Home Office Deductions
The IRS doesn’t like to pay out for home office deductions, but they will allow the deductions. The problem is claiming a home office on your individual taxes will almost always result in a flag. You can avoid this by keeping immaculate records and fill out form 8829 when you file. You will need to include a description of your home business activities, and possibly attach receipts of any equipment purchased for this. As long as you have this form you won’t get hassled.
Taxable Gifts
The IRS wants their money, regardless of where you got yours from. In most cases a gift of over $13,000 will require you to pay taxes. There are ways you can get around this. If you gift money to several people and keep each individual gift under the exclusion amount of $13,000 you won’t have to pay any taxes. Spouses can also gift money individually up to that amount, which means that the couple could conceivably give a gift up to $26,000 without paying taxes. Payments made for college or medical expenses on someone else’s behalf can also be seen as a gift.
Paying Penalties
If you end up owing money to the IRS and you don’t pay it in a timely fashion you will face large penalties on the taxes you do owe. These penalties can be as high as 25%, if not higher and will add on top of the debt very fast. Before you know it the amount you owe can double and triple. There are tax laws that allow the penalties to be reduced, and in some cases erased all together. You just need a reasonable cause. Some reasonable causes the IRS has accepted in the past have been: medical issues, ignorance, drug abuse, providing for loved ones, divorce, and even bad accountants.
Audit Letters
If you end up getting an audit letter saying you need to make an appointment you don’t actually have to and speak with the auditor at all.
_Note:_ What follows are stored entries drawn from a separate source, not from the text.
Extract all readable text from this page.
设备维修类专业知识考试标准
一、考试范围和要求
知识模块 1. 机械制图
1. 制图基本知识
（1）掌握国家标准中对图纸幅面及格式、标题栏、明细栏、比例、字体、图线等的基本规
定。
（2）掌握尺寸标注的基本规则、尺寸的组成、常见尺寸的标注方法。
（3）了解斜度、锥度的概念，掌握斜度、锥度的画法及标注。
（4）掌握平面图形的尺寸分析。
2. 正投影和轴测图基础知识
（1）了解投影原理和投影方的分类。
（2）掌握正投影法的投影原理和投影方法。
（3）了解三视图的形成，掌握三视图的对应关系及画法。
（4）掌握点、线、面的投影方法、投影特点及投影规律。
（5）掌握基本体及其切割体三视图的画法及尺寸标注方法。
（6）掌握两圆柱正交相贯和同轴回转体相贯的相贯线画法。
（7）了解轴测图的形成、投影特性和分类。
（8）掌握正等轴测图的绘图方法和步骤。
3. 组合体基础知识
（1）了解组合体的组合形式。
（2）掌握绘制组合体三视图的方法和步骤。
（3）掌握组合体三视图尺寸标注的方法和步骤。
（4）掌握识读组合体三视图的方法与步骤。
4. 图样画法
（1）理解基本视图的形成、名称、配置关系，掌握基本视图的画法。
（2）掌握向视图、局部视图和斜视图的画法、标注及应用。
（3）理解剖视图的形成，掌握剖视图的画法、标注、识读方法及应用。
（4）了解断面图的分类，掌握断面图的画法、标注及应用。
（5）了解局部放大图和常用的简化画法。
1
In fact, it’s advised that you don’t. The Taxpayer Bill of Rights states that you can be represented by a tax attorney or qualified CPA. In most cases you should have them go on your behalf. The IRS counts on you going because you probably don’t have the knowledge and expertise to defend yourself properly. The person representing you can do everything necessary, and even resolve the problem without your presence.
Don’t let the IRS scare you. There are plenty of reasons that people are terrified when it comes to individual taxes. But most of our fear comes from lack of knowledge. Just follow the rules and you can find solutions to all your problems.